いつか書こうと思って、いてもなかなか熟成の時季(とき)が到来しないテーマがある。本日はそのなかで、理論的な検討を必要とするトピックスについて書いてみたい。見出しにもあるように、マーケティング理論を構成するキー概念のほとんどが「対(ペア)」になっているという話である。
理論的なことにあまり興味がないかたは、本日のテーマはスキップしていただいてさしつかえない。ただし、ビジネススクールの大学院生は、自分なりにしっかりとした答えを用意しておくこと。
企業の戦略事業部門や特定の製品分野を考えてみる。通常は、互いに排反的なふたつの戦略代替案のうち、いずれがを選択しているものである。具体例をいくつか挙げてみる。
「ニーズ(志向)」対「シーズ(志向)」の商品作り。組織対応における「競争戦略」対「協調戦略」、「投機的な生産方式」対「延期的な生産方式」、「閉鎖系の物流システム」対「開放系の物流システム」、「異化」対「同化」、「プレミアム価格」対「ディスカウント価格」、「スキミング戦略」対「ペネトレーション戦略」、「戦略適応・革新」対「一貫性確保・維持」、「製品ライン拡張」対「新ブランド開発」、「新規顧客の獲得」対「既存顧客の維持」、「サイエンス」対「アート」、「効率」対「効果」、「リーチ」対「クリーケンシー」、「マーケティング科学」対「事例研究」、「定量調査」対「定性調査」、「カスタマー・エクイティ(顧客資産)」対「ブランド・エクイティ(ブランド資産)」、「直接流通」対「間接流通」、「広告」対「SP」などなど。
一覧表としてリストアップしてみると、対概念になりそうなものを際限がなくあげることができる。
マーケティングにおける対概念の応用を考えてみる。
まず、企業の経営方針やマーケティング戦略を際だたせるためには、列挙した対概念のいずれかを採用したほうが良い。一般的に言えるのは、経営戦略やマーケティング対応を明確にしておくほうが、曖昧にしているより方針が明確だからである。実行場面で情報が組織を構成する成員(ライン、従業員)に容易に伝わりやすく、前線のコマンドラインでとまどい(雑音)がなくなる。したがって、実行の局面で間違いを犯す可能性が低くなる。
たとえば、ある企業または商品について、「TV広告ではリーチ(到達率)よりフリーケンシー(接触頻度)を重視する」といったふうに、マーケティングの基本戦略を明示したほうが計画を実行に移しやすい。価格付けにおける基本方針は、「品質を評価してくれる消費者だけを相手に、最高価格をチャージすべし」。そのことが、ブランドイメージと商品価値を高めることになる。すなわち、どっちつかずの価格設定では、品質とマーケティングに一貫性が保てない。

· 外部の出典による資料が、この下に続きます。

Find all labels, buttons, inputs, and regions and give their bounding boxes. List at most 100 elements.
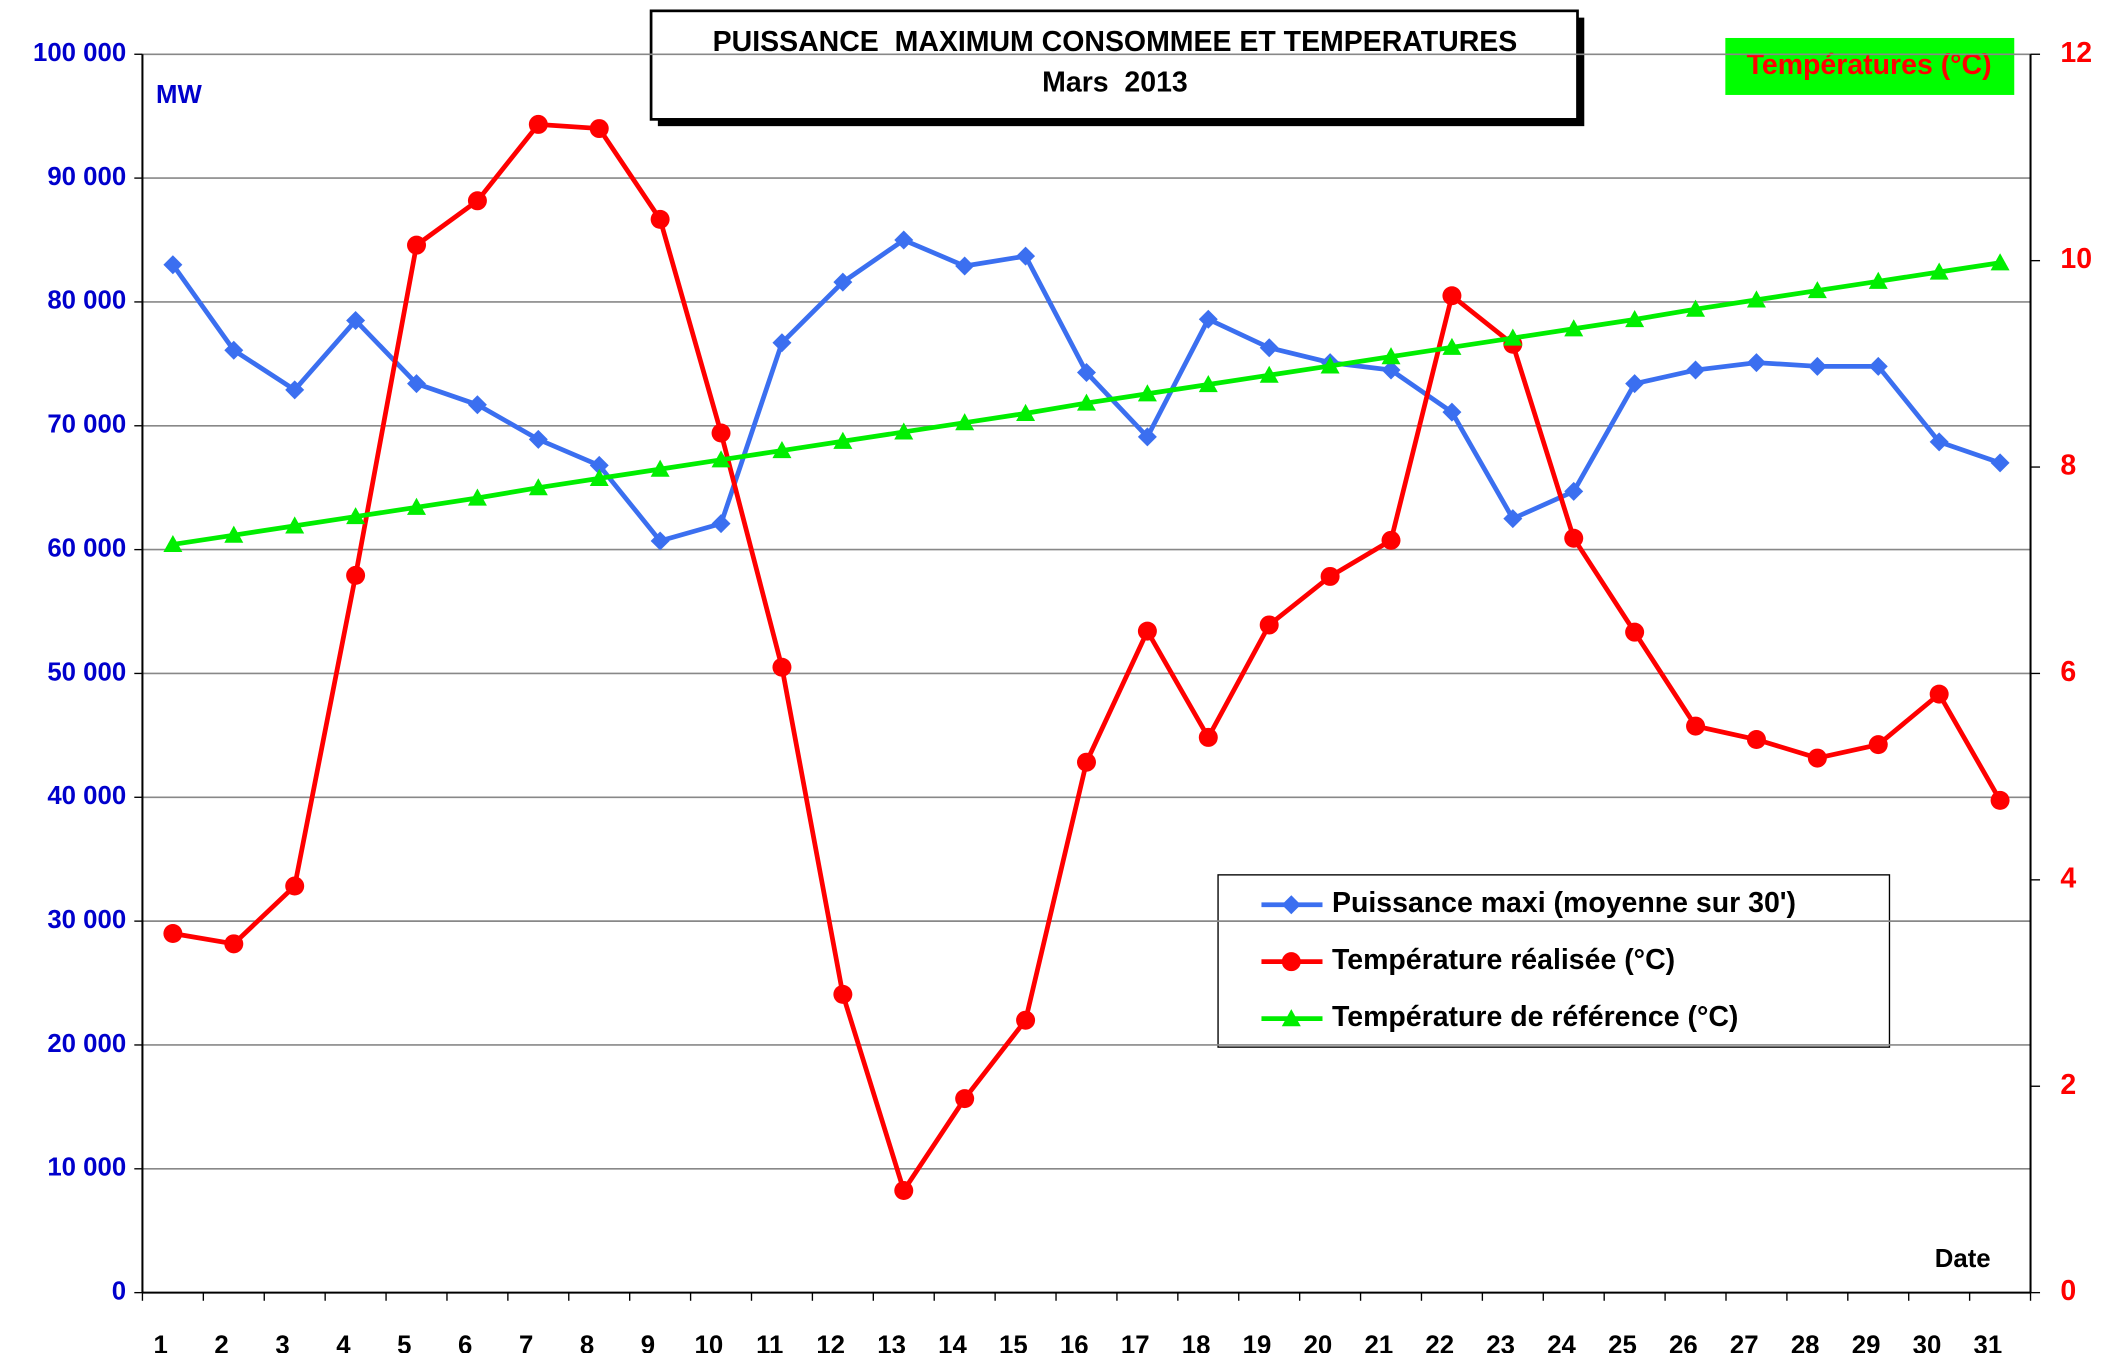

ただし、原則はそうではあるが、現実の実行局面においては、「最適戦略」の選択がその中間(対概念の最適中間値)に落ちてくることがままにある。そのほうが現実的であるケースが決して少なくない。たとえば、ブランドイメージを維持して一貫性を保つようにすることと、定期的にイメージを一新すること、つまり、イメージを変えて絶え間なく革新することとは矛盾しない。ある一定の時間的視野のなかで、対概念としてリストアップした対立概念を両立させることさえができる。これが、対概念を応用しようとするときに考慮すべき第一点である。
つぎに、対概念で表現できる基本代替案のそれぞれは、相互に関連性をもっていることが指摘できる。一方を選ぶと片方が選択できなくなる場合が多い。
既存顧客に焦点を置いて「維持マーケティング」を展開すると、「製品ラインの拡張」がより重要になる。そのとき、「サイエンス(科学)」を基礎にした「定量的なリサーチ」(DBM)をベースに、「効率重視」の「カスタマー・エクイティ(顧客資産)戦略」を志向することになるだろう。どちらかといえば、マス広告も大切であるが、キャンペーンタイプの「SP」が有効になりそうである。
対概念については、もうすこし突っ込んだ理論的な考察が必要であると考えている次第である。